Velocista atipico, specializzatosi nelle classiche, la prima vittoria da “Pro” arriva nel 2014, in maglia Bardiani CSF, nella seconda tappa del Tour of Slovenia 2014.

Del 2016, tra le altre cose, vanno segnalate la nona piazza alla Milano-Sanremo e la terza nell’Amstel Gold Race vinta da Enrico Gasparotto, che bissava il primato del 2012; nel 2017 il passaggio alla Bahrain-Merida (oggi Bahrain Victorious), squadra nella quale è attualmente in forza.
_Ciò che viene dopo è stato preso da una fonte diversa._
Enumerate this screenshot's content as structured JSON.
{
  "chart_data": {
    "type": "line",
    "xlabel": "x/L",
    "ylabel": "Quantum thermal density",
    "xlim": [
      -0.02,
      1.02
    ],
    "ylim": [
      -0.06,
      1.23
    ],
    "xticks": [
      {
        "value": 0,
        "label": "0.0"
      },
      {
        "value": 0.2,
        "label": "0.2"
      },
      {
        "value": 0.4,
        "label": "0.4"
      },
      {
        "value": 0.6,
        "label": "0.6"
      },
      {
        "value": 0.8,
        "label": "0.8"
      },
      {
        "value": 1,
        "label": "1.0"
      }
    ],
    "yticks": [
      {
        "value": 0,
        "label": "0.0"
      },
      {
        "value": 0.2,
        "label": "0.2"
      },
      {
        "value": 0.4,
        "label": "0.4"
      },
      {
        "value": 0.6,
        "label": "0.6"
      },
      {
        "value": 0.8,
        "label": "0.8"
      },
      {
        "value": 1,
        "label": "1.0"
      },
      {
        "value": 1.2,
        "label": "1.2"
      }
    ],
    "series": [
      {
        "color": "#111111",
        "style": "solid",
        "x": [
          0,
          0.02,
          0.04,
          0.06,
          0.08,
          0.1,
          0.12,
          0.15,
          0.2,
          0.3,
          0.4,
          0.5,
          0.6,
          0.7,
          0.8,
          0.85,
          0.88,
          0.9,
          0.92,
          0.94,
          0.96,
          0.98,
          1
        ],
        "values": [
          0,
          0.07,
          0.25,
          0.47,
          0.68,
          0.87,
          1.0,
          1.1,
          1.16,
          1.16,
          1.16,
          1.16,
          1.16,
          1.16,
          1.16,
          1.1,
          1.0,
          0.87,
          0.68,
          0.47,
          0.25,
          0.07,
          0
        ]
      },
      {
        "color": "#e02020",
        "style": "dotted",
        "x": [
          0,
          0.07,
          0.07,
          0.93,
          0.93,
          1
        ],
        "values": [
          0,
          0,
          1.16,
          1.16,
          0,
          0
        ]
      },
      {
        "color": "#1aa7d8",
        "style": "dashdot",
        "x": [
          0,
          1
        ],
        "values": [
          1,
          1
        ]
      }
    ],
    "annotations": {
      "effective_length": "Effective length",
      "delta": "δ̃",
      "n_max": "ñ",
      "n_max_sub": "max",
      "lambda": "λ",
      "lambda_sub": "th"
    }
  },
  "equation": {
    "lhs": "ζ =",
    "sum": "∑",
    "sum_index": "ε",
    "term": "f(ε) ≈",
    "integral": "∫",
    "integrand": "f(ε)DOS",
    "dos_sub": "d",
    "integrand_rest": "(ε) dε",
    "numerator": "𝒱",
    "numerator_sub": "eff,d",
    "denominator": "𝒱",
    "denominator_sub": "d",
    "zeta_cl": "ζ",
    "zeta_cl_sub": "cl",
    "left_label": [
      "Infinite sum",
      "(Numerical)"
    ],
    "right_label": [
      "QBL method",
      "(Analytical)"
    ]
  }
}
Nonostante un palmares non certo esiguo, nel quale figurano belle affermazioni sia in campo nazionale (la Coppa Sabatini 2014 e 2016; la Coppa Agostoni 2016; la Tre Valli Varesine 2016; la Coppa Bernocchi 2017; il Gran Piemonte 2018) che internazionale (tappe conquistate alla Parigi-Nizza, al Giro di Romandia, al Giro del Delfinato; la Freccia del Brabante 2017), la sensazione rimaneva quello del corridore incompiuto, di un atleta che al di là di successici sporadici non riusciva ad esplodere mai del tutto.

Per di più, una infinità tra secondi posti (75!) e piazzamenti, ne avevano legittimato lo status di eterno piazzato, nomea che aveva iniziato a perseguitarlo, anche perché in diverse occasioni la vittoria era sfumata proprio quando Colbrelli vestiva i gradi di capitani, avendo l’intera squadra al servizio.

E invece, come un colpo di spugna sulle amarezze, sulle delusioni, sulle malinconie, ecco arrivare il magico 2021: Campione italiano (dopo il bronzo del 2019 e l’argento del 2020), europeo e vincitore alla Roubaix di domenica scorsa in maglia di Campione europeo (in questa classica l’ultima vittoria italiana risaliva al 1999, quando, in maglia “Mapei” tricolore, aveva vinto per distacco Andrea Tafi); insomma, una gran bella storia di sport.

Peccato solo per il decimo posto nell’ultimo Mondiale, nella Fiandre, il quale forse si sarebbe potuto correre diversamente; alla fine comunque questo insuccesso, specialmente se messo a sistema e confrontato con l’andamento stagionale, appare addirittura accettabile.

Certo: per il ciclismo nostrano non sono certo gli anni ‘90/primi 2000, quando con i vari Argentin, Bugno, Bartoli, Ballerini, Tafi, Cipollini, Petacchi, Ballan, Cunego (limitandoci alle classiche), gli italiani partivano necessariamente nel novero dei grandi favoriti, rispettando pressoché puntualmente le aspettative ma in ogni caso, al di là di ogni retorica, è bello ed emozionante che il nostro movimento ciclistico sia tornato a vivere delle giornate di gloria, come era stato per il trionfo in solitaria di Alberto Bettiol nel Giro delle Fiandre 2019, immaginandosi di nuovo “grande” e senza dover per forza sottostare alla nostalgia per i bei tempi che furono.